From the Aussie Mossie blog first published 05 December 2005.
Christmas is hardly a fortnight away, and already some people feel affronted. What puzzles me is that some of these people claim to feel this way because of their Muslim faith.Words © 2005-11 Irfan Yusuf
Yet anyone who understands what Christmas is about will see nothing in it offensive to Muslim sensibilities.
Muslims believe the Jesus Christ is the Messiah. They believe his birth occurred by immaculate conception to the Virgin Mary, an miraculous act of direct Divine intervention. Muslims do not dispute that Jesus was born in Bethlehem, presently a Palestinian town in the West Bank.
You cannot be regarded as a Muslim if you do not believe in these key events of Christmas. The nativity scene is as much part of the Qur’an (the Muslim scripture) as it is of the New Testament.
I have the benefit of being exposed to both Christian and Muslim religious traditions. I attended Sydney’s only Anglican Cathedral School. I studied the New Testament in Divinity classes and attended weekly chapel services. My Indian Muslim parents insisted I be part of all Christian activities of the school.
At the same time, as a child, I grew up with the Qur’an. I learnt about the chapter of the Qur’an named after Mary which describes the nativity scene in great detail. In that chapter, it states that Mary chosen above the women of all nations and ages for the sacred task of giving birth to God’s Messiah.
Today, Bethlehem is a city where Muslims and Christians celebrate Christ’s birth together. It is not uncommon to see Muslims seated in the pews of the Church of the Nativity. During the most recent Israeli incursion into Bethlehem, both Muslims and Christians sought refuge in the Church.

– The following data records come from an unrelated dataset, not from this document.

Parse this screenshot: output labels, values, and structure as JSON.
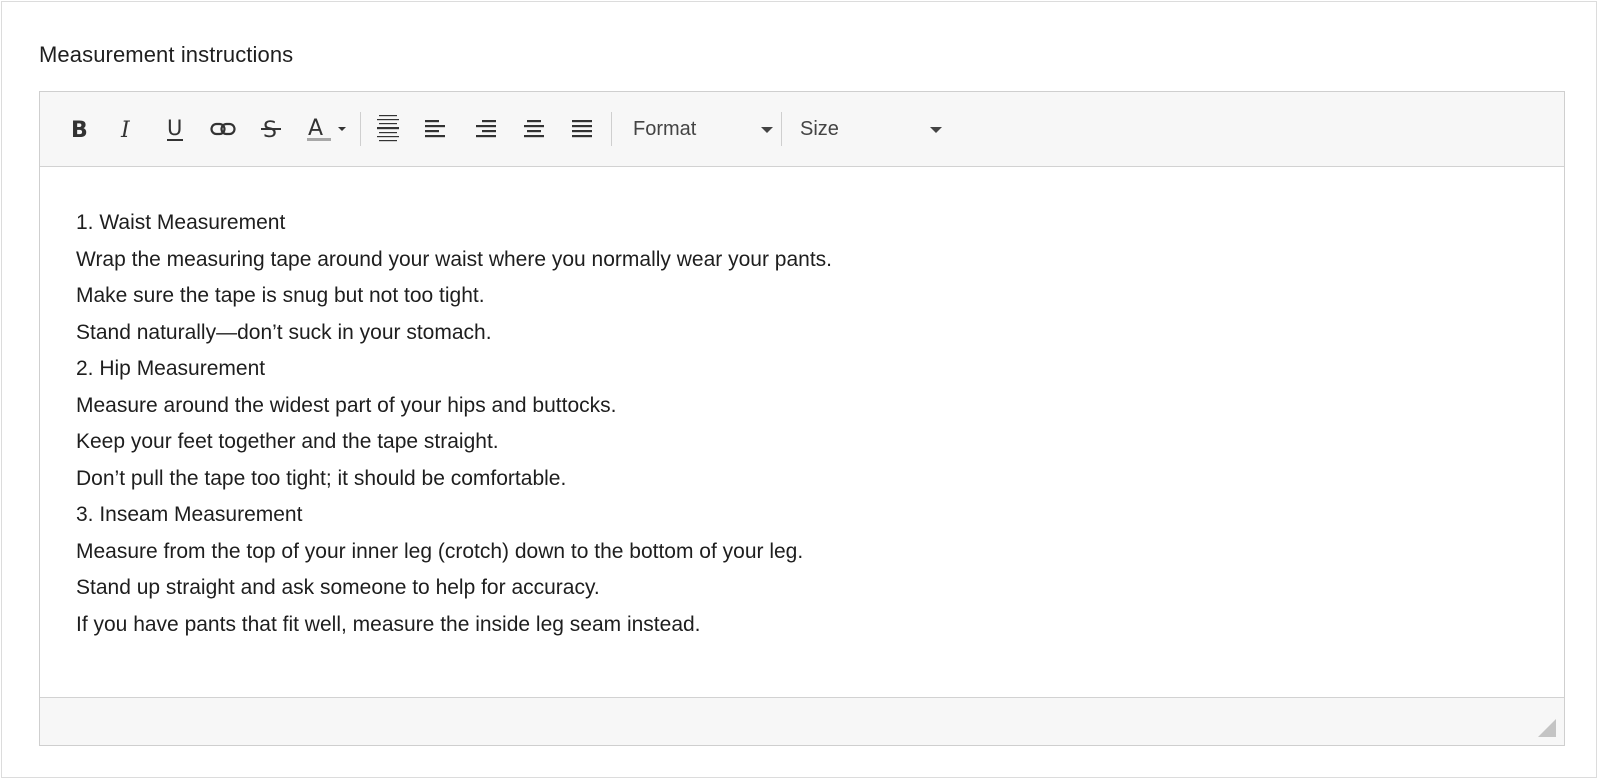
{
  "field": {
    "label": "Measurement instructions"
  },
  "toolbar": {
    "buttons": [
      {
        "name": "bold",
        "icon": "bold-icon"
      },
      {
        "name": "italic",
        "icon": "italic-icon"
      },
      {
        "name": "underline",
        "icon": "underline-icon"
      },
      {
        "name": "link",
        "icon": "link-icon"
      },
      {
        "name": "strikethrough",
        "icon": "strikethrough-icon"
      },
      {
        "name": "text-color",
        "icon": "text-color-icon"
      },
      {
        "name": "align-justify-center",
        "icon": "align-center-justify-icon"
      },
      {
        "name": "align-left",
        "icon": "align-left-icon"
      },
      {
        "name": "align-right",
        "icon": "align-right-icon"
      },
      {
        "name": "align-center",
        "icon": "align-center-icon"
      },
      {
        "name": "align-justify",
        "icon": "align-justify-icon"
      }
    ],
    "format_label": "Format",
    "size_label": "Size"
  },
  "content": {
    "lines": [
      "1. Waist Measurement",
      "Wrap the measuring tape around your waist where you normally wear your pants.",
      "Make sure the tape is snug but not too tight.",
      "Stand naturally—don’t suck in your stomach.",
      "2. Hip Measurement",
      "Measure around the widest part of your hips and buttocks.",
      "Keep your feet together and the tape straight.",
      "Don’t pull the tape too tight; it should be comfortable.",
      "3. Inseam Measurement",
      "Measure from the top of your inner leg (crotch) down to the bottom of your leg.",
      "Stand up straight and ask someone to help for accuracy.",
      "If you have pants that fit well, measure the inside leg seam instead."
    ]
  },
  "colors": {
    "toolbar_bg": "#f7f7f7",
    "border": "#cfcfcf",
    "text": "#1e1e1e",
    "icon": "#333333"
  }
}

Both ancient and modern realities of Bethlehem bring the two communities of Christ together. It makes no sense for Muslims to oppose the celebration of Christmas. In this regard, comments attributed to the Forum of Australia’s Islamic Relations (FAIR) in the Sunday Mail on 4 December are cause for concern.
In a press release dated 5 September 2005, FAIR director Kuranda Seyit denied suggesting that Christmas should be phased out of Australian life. The comments attributed to FAIR are certainly not echoed by Muslim leaders in other parts of Australia.
Of course, some will argue against Christmas being used to sell products. Even some Christians feel that Christmas is becoming too commercial, with more emphasis being placed on storewide sales than church services.
I personally feel that the sales themselves are a reflection of a broader Christmas spirit. Christmas is about celebrating Christ’s mass, the birth of Christ. It is a time when God showed His divine generosity by sending His Messiah to spread a message of love and compassion.
The New Testament Christ is a man who made time for the most marginalised members of society – tax collectors, sex workers and lepers. The Christ of the Qur’an was a man who brought the message of God’s mercy and love. Both versions involve celebrating a man whose life was itself a celebration of human kindness and generosity.
It therefore makes sense that people exchange gifts during this time. Retailers who choose to cash in on people’s generosity by offering incentives and sales for people are hardly doing society a disservice.
Islamic teachings state that money should continue to circulate through the economy. Money grows when it is in motion. Like still water stagnates, hoarded wealth is a source of many diseases of the heart. The cure for such diseases is generosity.
So this year, as in every other year, I will be sending Christmas cards to all my clients, Muslim and non-Muslim. I will also be sending a package to a close Muslim female friend for Christmas consisting of books of poems by the Muslim mystic Rumi.
The message of the Muslim saint Rumi, like that of the Muslim Messiah Jesus, was one of Divine love. I hope my fellow Aussie Muslims show traces of that love to their fellow countrymen and women of all faiths and of no faith in particular.